Ervin and her classmates were in Geneva from Dec. 5 to 7. While she did not get to speak directly to the UN delegates, she and her classmates participated in a side event which let them share information with the international body. In this event, students each chose a specific city and discussed the Black community’s human rights in that city.

“Mine was Pittsburgh, but the other students picked other cities,” she said. “It’s evaluated by the UN Sustainable Development Goals. This story I told of Pittsburgh, it might be a tale of two cities. “

“Pittsburgh was once declared one of America’s most livable cities and America’s worst city women,” Ervin stated. “And both of them were backed up by data, so I spoke mostly on the health disparities and the housing disparities when it came to Pittsburgh. In addition to this presentation at the side events in Geneva, each student is writing a report that will be put out in the spring.”

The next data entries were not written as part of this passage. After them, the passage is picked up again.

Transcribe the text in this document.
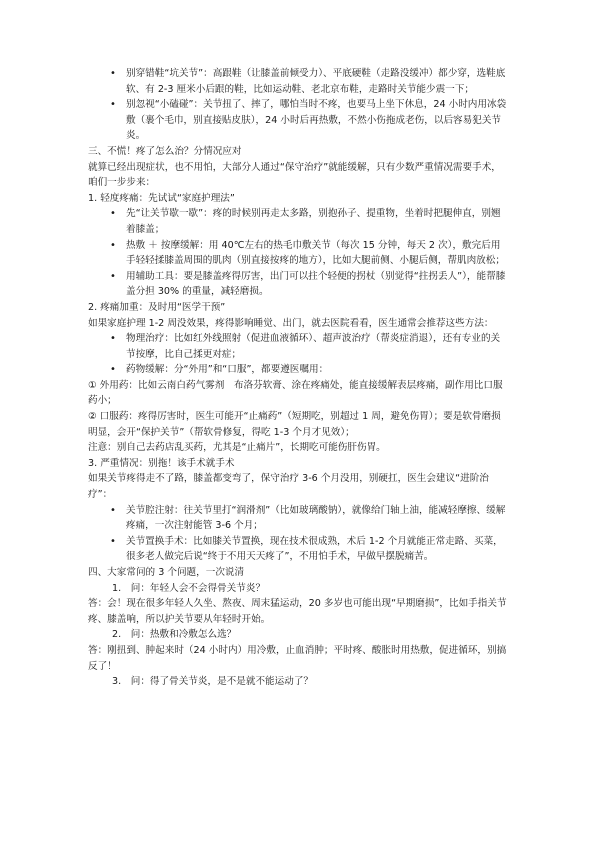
• 别穿错鞋“坑关节”：高跟鞋（让膝盖前倾受力）、平底硬鞋（走路没缓冲）都少穿，选鞋底软、有 2-3 厘米小后跟的鞋，比如运动鞋、老北京布鞋，走路时关节能少震一下；

• 别忽视“小磕碰”：关节扭了、摔了，哪怕当时不疼，也要马上坐下休息，24 小时内用冰袋敷（裹个毛巾，别直接贴皮肤），24 小时后再热敷，不然小伤拖成老伤，以后容易犯关节炎。

三、不慌！疼了怎么治？分情况应对

就算已经出现症状，也不用怕，大部分人通过“保守治疗”就能缓解，只有少数严重情况需要手术，咱们一步步来：

1. 轻度疼痛：先试试“家庭护理法”

• 先“让关节歇一歇”：疼的时候别再走太多路，别抱孙子、提重物，坐着时把腿伸直，别翘着膝盖；

• 热敷 ＋ 按摩缓解：用 40℃左右的热毛巾敷关节（每次 15 分钟，每天 2 次），敷完后用手轻轻揉膝盖周围的肌肉（别直接按疼的地方），比如大腿前侧、小腿后侧，帮肌肉放松；

• 用辅助工具：要是膝盖疼得厉害，出门可以拄个轻便的拐杖（别觉得“拄拐丢人”），能帮膝盖分担 30% 的重量，减轻磨损。

2. 疼痛加重：及时用“医学干预”

如果家庭护理 1-2 周没效果，疼得影响睡觉、出门，就去医院看看，医生通常会推荐这些方法：

• 物理治疗：比如红外线照射（促进血液循环）、超声波治疗（帮炎症消退），还有专业的关节按摩，比自己揉更对症；

• 药物缓解：分“外用”和“口服”，都要遵医嘱用：

① 外用药：比如云南白药气雾剂　布洛芬软膏、涂在疼痛处，能直接缓解表层疼痛，副作用比口服药小；

② 口服药：疼得厉害时，医生可能开“止痛药”（短期吃，别超过 1 周，避免伤胃）；要是软骨磨损明显，会开“保护关节”（帮软骨修复，得吃 1-3 个月才见效）；

注意：别自己去药店乱买药，尤其是“止痛片”，长期吃可能伤肝伤胃。

3. 严重情况：别拖！该手术就手术

如果关节疼得走不了路，膝盖都变弯了，保守治疗 3-6 个月没用，别硬扛，医生会建议“进阶治疗”：

• 关节腔注射：往关节里打“润滑剂”（比如玻璃酸钠），就像给门轴上油，能减轻摩擦、缓解疼痛，一次注射能管 3-6 个月；

• 关节置换手术：比如膝关节置换，现在技术很成熟，术后 1-2 个月就能正常走路、买菜，很多老人做完后说“终于不用天天疼了”，不用怕手术，早做早摆脱痛苦。

四、大家常问的 3 个问题，一次说清

1.　问：年轻人会不会得骨关节炎？

答：会！现在很多年轻人久坐、熬夜、周末猛运动，20 多岁也可能出现“早期磨损”，比如手指关节疼、膝盖响，所以护关节要从年轻时开始。

2.　问：热敷和冷敷怎么选？

答：刚扭到、肿起来时（24 小时内）用冷敷，止血消肿；平时疼、酸胀时用热敷，促进循环，别搞反了！

3.　问：得了骨关节炎，是不是就不能运动了？
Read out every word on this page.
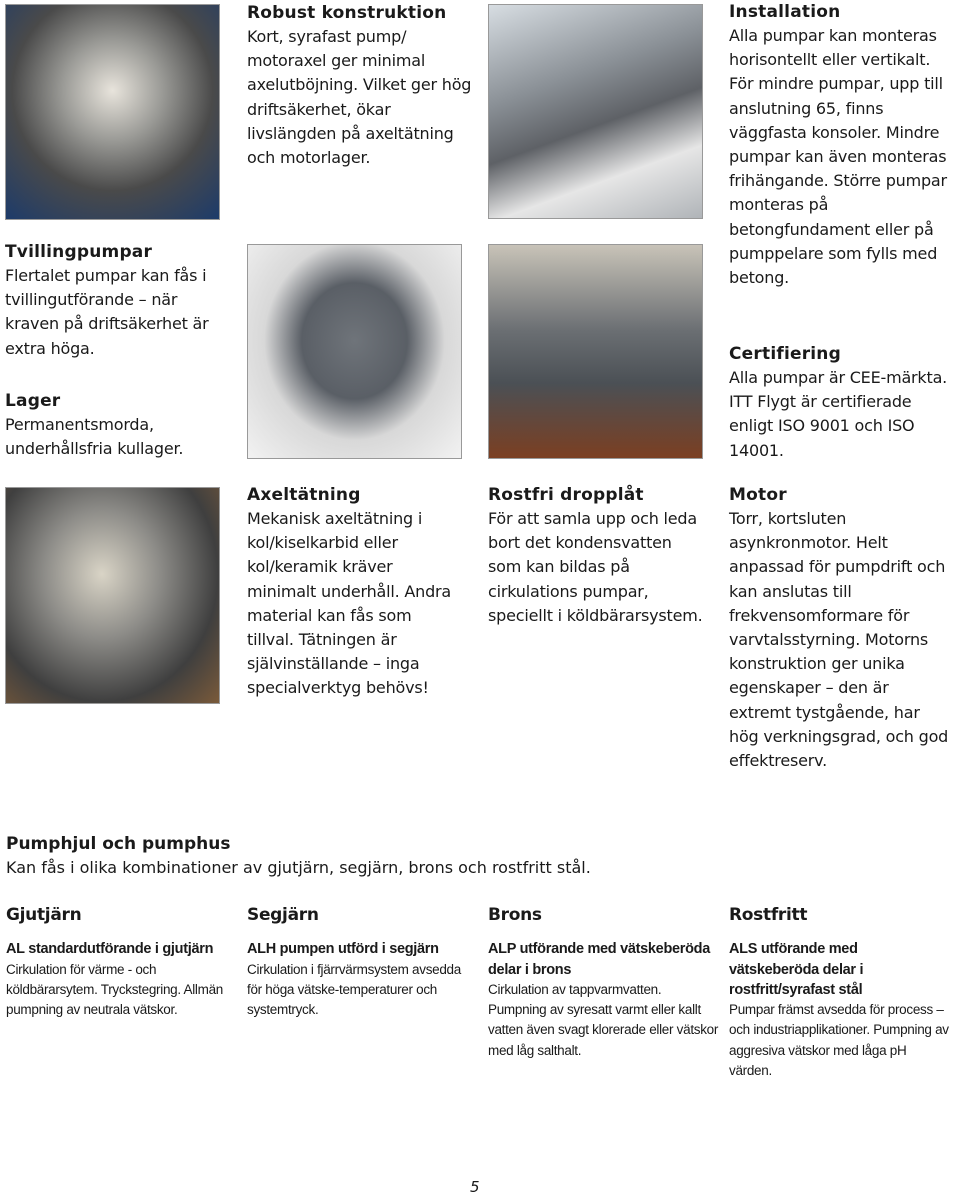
Robust konstruktion

Kort, syrafast pump/ motoraxel ger minimal axelutböjning. Vilket ger hög driftsäkerhet, ökar livslängden på axeltätning och motorlager.

Installation

Alla pumpar kan monteras horisontellt eller vertikalt. För mindre pumpar, upp till anslutning 65, finns väggfasta konsoler. Mindre pumpar kan även monteras frihängande. Större pumpar monteras på betongfundament eller på pumppelare som fylls med betong.

Tvillingpumpar

Flertalet pumpar kan fås i tvillingutförande – när kraven på driftsäkerhet är extra höga.

Lager

Permanentsmorda, underhållsfria kullager.

Certifiering

Alla pumpar är CEE-märkta. ITT Flygt är certifierade enligt ISO 9001 och ISO 14001.

Axeltätning

Mekanisk axeltätning i kol/kiselkarbid eller kol/keramik kräver minimalt underhåll. Andra material kan fås som tillval. Tätningen är självinställande – inga specialverktyg behövs!

Rostfri dropplåt

För att samla upp och leda bort det kondensvatten som kan bildas på cirkulations pumpar, speciellt i köldbärarsystem.

Motor

Torr, kortsluten asynkronmotor. Helt anpassad för pumpdrift och kan anslutas till frekvensomformare för varvtalsstyrning. Motorns konstruktion ger unika egenskaper – den är extremt tystgående, har hög verkningsgrad, och god effektreserv.

Pumphjul och pumphus

Kan fås i olika kombinationer av gjutjärn, segjärn, brons och rostfritt stål.

Gjutjärn
AL standardutförande i gjutjärn

Cirkulation för värme - och köldbärarsytem. Tryckstegring. Allmän pumpning av neutrala vätskor.

Segjärn
ALH pumpen utförd i segjärn

Cirkulation i fjärrvärmsystem avsedda för höga vätske-temperaturer och systemtryck.

Brons
ALP utförande med vätskeberöda delar i brons

Cirkulation av tappvarmvatten. Pumpning av syresatt varmt eller kallt vatten även svagt klorerade eller vätskor med låg salthalt.

Rostfritt
ALS utförande med vätskeberöda delar i rostfritt/syrafast stål

Pumpar främst avsedda för process – och industriapplikationer. Pumpning av aggresiva vätskor med låga pH värden.

5
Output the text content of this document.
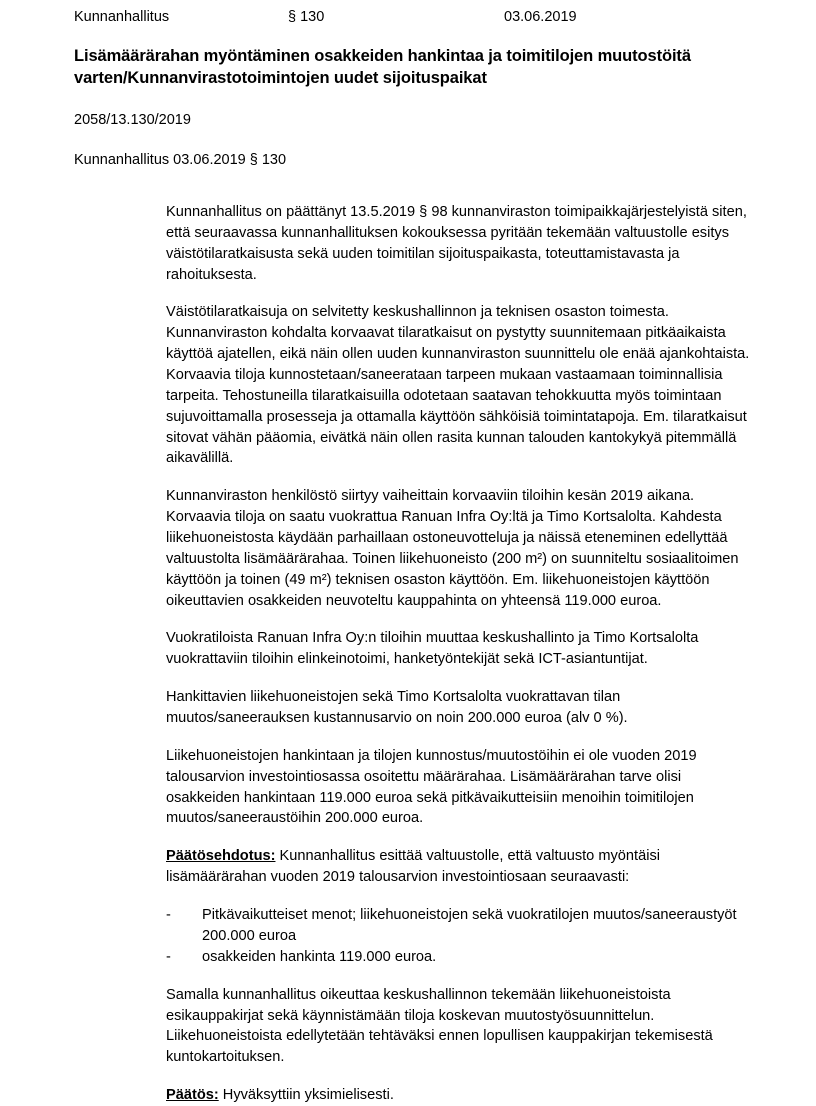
Kunnanhallitus	§ 130	03.06.2019
Lisämäärärahan myöntäminen osakkeiden hankintaa ja toimitilojen muutostöitä varten/Kunnanvirastotoimintojen uudet sijoituspaikat
2058/13.130/2019
Kunnanhallitus 03.06.2019 § 130

Kunnanhallitus on päättänyt 13.5.2019 § 98 kunnanviraston toimipaikkajärjestelyistä siten, että seuraavassa kunnanhallituksen kokouksessa pyritään tekemään valtuustolle esitys väistötilaratkaisusta sekä uuden toimitilan sijoituspaikasta, toteuttamistavasta ja rahoituksesta.

Väistötilaratkaisuja on selvitetty keskushallinnon ja teknisen osaston toimesta. Kunnanviraston kohdalta korvaavat tilaratkaisut on pystytty suunnitemaan pitkäaikaista käyttöä ajatellen, eikä näin ollen uuden kunnanviraston suunnittelu ole enää ajankohtaista. Korvaavia tiloja kunnostetaan/saneerataan tarpeen mukaan vastaamaan toiminnallisia tarpeita. Tehostuneilla tilaratkaisuilla odotetaan saatavan tehokkuutta myös toimintaan sujuvoittamalla prosesseja ja ottamalla käyttöön sähköisiä toimintatapoja. Em. tilaratkaisut sitovat vähän pääomia, eivätkä näin ollen rasita kunnan talouden kantokykyä pitemmällä aikavälillä.

Kunnanviraston henkilöstö siirtyy vaiheittain korvaaviin tiloihin kesän 2019 aikana. Korvaavia tiloja on saatu vuokrattua Ranuan Infra Oy:ltä ja Timo Kortsalolta. Kahdesta liikehuoneistosta käydään parhaillaan ostoneuvotteluja ja näissä eteneminen edellyttää valtuustolta lisämäärärahaa. Toinen liikehuoneisto (200 m²) on suunniteltu sosiaalitoimen käyttöön ja toinen (49 m²) teknisen osaston käyttöön. Em. liikehuoneistojen käyttöön oikeuttavien osakkeiden neuvoteltu kauppahinta on yhteensä 119.000 euroa.

Vuokratiloista Ranuan Infra Oy:n tiloihin muuttaa keskushallinto ja Timo Kortsalolta vuokrattaviin tiloihin elinkeinotoimi, hanketyöntekijät sekä ICT-asiantuntijat.

Hankittavien liikehuoneistojen sekä Timo Kortsalolta vuokrattavan tilan muutos/saneerauksen kustannusarvio on noin 200.000 euroa (alv 0 %).

Liikehuoneistojen hankintaan ja tilojen kunnostus/muutostöihin ei ole vuoden 2019 talousarvion investointiosassa osoitettu määrärahaa. Lisämäärärahan tarve olisi osakkeiden hankintaan 119.000 euroa sekä pitkävaikutteisiin menoihin toimitilojen muutos/saneeraustöihin 200.000 euroa.

Päätösehdotus: Kunnanhallitus esittää valtuustolle, että valtuusto myöntäisi lisämäärärahan vuoden 2019 talousarvion investointiosaan seuraavasti:

-	Pitkävaikutteiset menot; liikehuoneistojen sekä vuokratilojen muutos/saneeraustyöt 200.000 euroa
-	osakkeiden hankinta 119.000 euroa.

Samalla kunnanhallitus oikeuttaa keskushallinnon tekemään liikehuoneistoista esikauppakirjat sekä käynnistämään tiloja koskevan muutostyösuunnittelun. Liikehuoneistoista edellytetään tehtäväksi ennen lopullisen kauppakirjan tekemisestä kuntokartoituksen.

Päätös: Hyväksyttiin yksimielisesti.
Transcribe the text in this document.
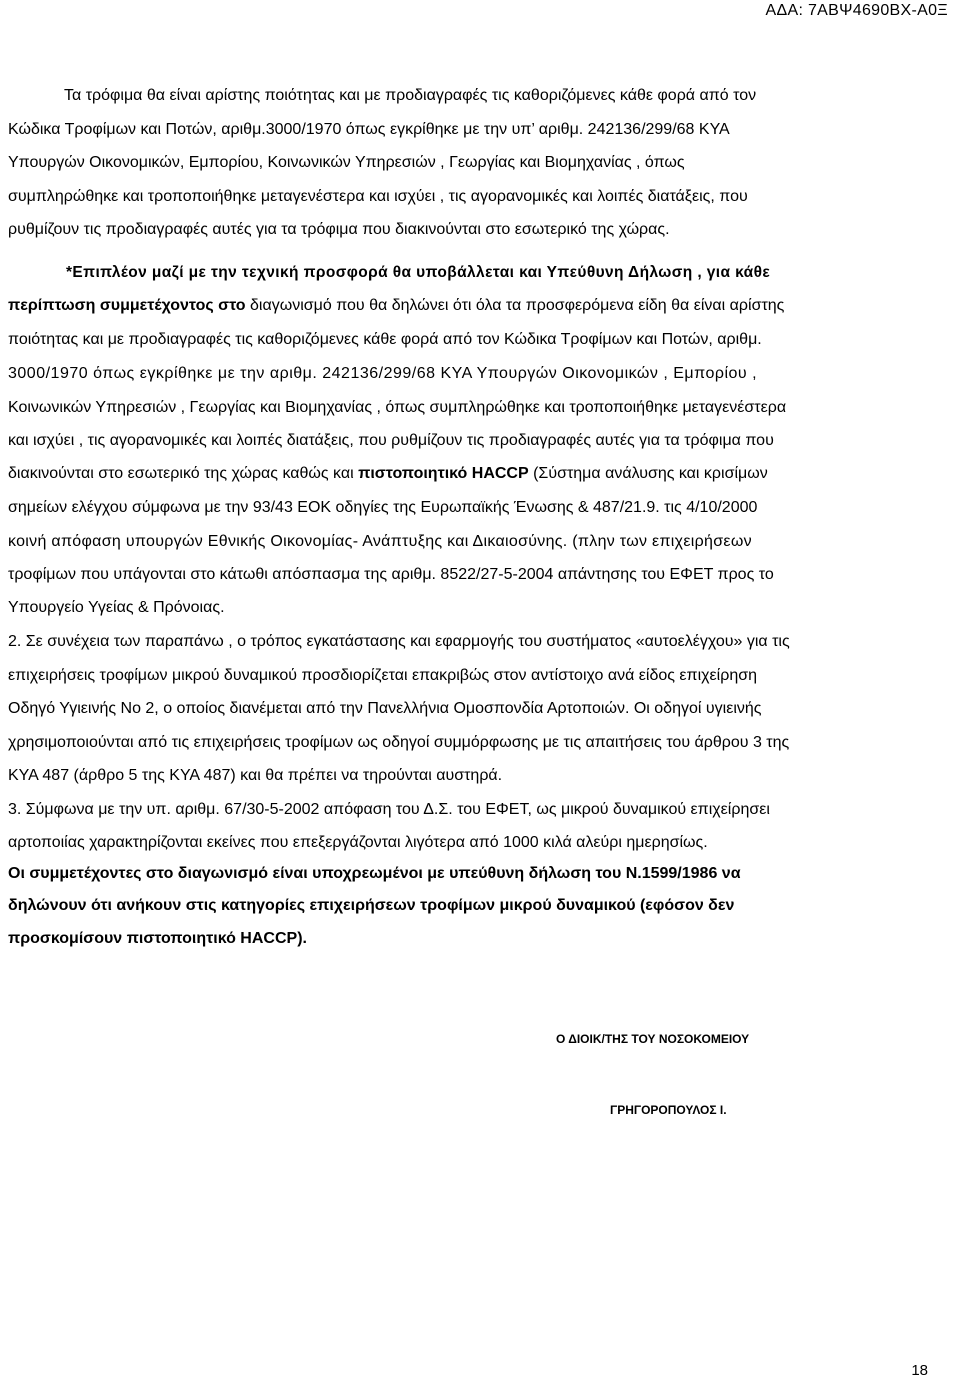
ΑΔΑ: 7ΑΒΨ4690ΒΧ-Α0Ξ
Τα τρόφιμα θα είναι αρίστης ποιότητας και με προδιαγραφές τις καθοριζόμενες κάθε φορά από τον
Κώδικα Τροφίμων και Ποτών, αριθμ.3000/1970 όπως εγκρίθηκε με την υπ’ αριθμ. 242136/299/68 ΚΥΑ
Υπουργών Οικονομικών, Εμπορίου, Κοινωνικών Υπηρεσιών , Γεωργίας και Βιομηχανίας , όπως
συμπληρώθηκε και τροποποιήθηκε μεταγενέστερα και ισχύει , τις αγορανομικές και λοιπές διατάξεις, που
ρυθμίζουν τις προδιαγραφές αυτές για τα τρόφιμα που διακινούνται στο εσωτερικό της χώρας.
*Επιπλέον μαζί με την τεχνική προσφορά θα υποβάλλεται και Υπεύθυνη Δήλωση , για κάθε
περίπτωση συμμετέχοντος στο διαγωνισμό που θα δηλώνει ότι όλα τα προσφερόμενα είδη θα είναι αρίστης
ποιότητας και με προδιαγραφές τις καθοριζόμενες κάθε φορά από τον Κώδικα Τροφίμων και Ποτών, αριθμ.
3000/1970 όπως εγκρίθηκε με την αριθμ. 242136/299/68 ΚΥΑ Υπουργών Οικονομικών , Εμπορίου ,
Κοινωνικών Υπηρεσιών , Γεωργίας και Βιομηχανίας , όπως συμπληρώθηκε και τροποποιήθηκε μεταγενέστερα
και ισχύει , τις αγορανομικές και λοιπές διατάξεις, που ρυθμίζουν τις προδιαγραφές αυτές για τα τρόφιμα που
διακινούνται στο εσωτερικό της χώρας καθώς και πιστοποιητικό HACCP (Σύστημα ανάλυσης και κρισίμων
σημείων ελέγχου σύμφωνα με την 93/43 ΕΟΚ οδηγίες της Ευρωπαϊκής Ένωσης & 487/21.9. τις 4/10/2000
κοινή απόφαση υπουργών Εθνικής Οικονομίας- Ανάπτυξης και Δικαιοσύνης. (πλην των επιχειρήσεων
τροφίμων που υπάγονται στο κάτωθι απόσπασμα της αριθμ. 8522/27-5-2004 απάντησης του ΕΦΕΤ προς το
Υπουργείο Υγείας & Πρόνοιας.
2. Σε συνέχεια των παραπάνω , ο τρόπος εγκατάστασης και εφαρμογής του συστήματος «αυτοελέγχου» για τις
επιχειρήσεις τροφίμων μικρού δυναμικού προσδιορίζεται επακριβώς στον αντίστοιχο ανά είδος επιχείρηση
Οδηγό Υγιεινής Νο 2, ο οποίος διανέμεται από την Πανελλήνια Ομοσπονδία Αρτοποιών. Οι οδηγοί υγιεινής
χρησιμοποιούνται από τις επιχειρήσεις τροφίμων ως οδηγοί συμμόρφωσης με τις απαιτήσεις του άρθρου 3 της
ΚΥΑ 487 (άρθρο 5 της ΚΥΑ 487) και θα πρέπει να τηρούνται αυστηρά.
3. Σύμφωνα με την υπ. αριθμ. 67/30-5-2002 απόφαση του Δ.Σ. του ΕΦΕΤ, ως μικρού δυναμικού επιχείρησει
αρτοποιίας χαρακτηρίζονται εκείνες που επεξεργάζονται λιγότερα από 1000 κιλά αλεύρι ημερησίως.
Οι συμμετέχοντες στο διαγωνισμό είναι υποχρεωμένοι με υπεύθυνη δήλωση του Ν.1599/1986 να
δηλώνουν ότι ανήκουν στις κατηγορίες επιχειρήσεων τροφίμων μικρού δυναμικού (εφόσον δεν
προσκομίσουν πιστοποιητικό HACCP).
Ο ΔΙΟΙΚ/ΤΗΣ ΤΟΥ ΝΟΣΟΚΟΜΕΙΟΥ
ΓΡΗΓΟΡΟΠΟΥΛΟΣ Ι.
18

Ervin said that part of the information her report was based on came from a Nov. 18 town hall meeting in Pittsburgh that included many different organizations and members of the community. and the side event was attended by Taylor Green, the U.S. Ambassador to the United Nations.

As for the future, Ervin is planning for a career with the law and public policy.

“Basically, any way I can help positively impact people’s lives, so that’s where I plan on going,” she said. “I hope that I can continue to work on things like this in the future that are this good, this impactful, this historic.”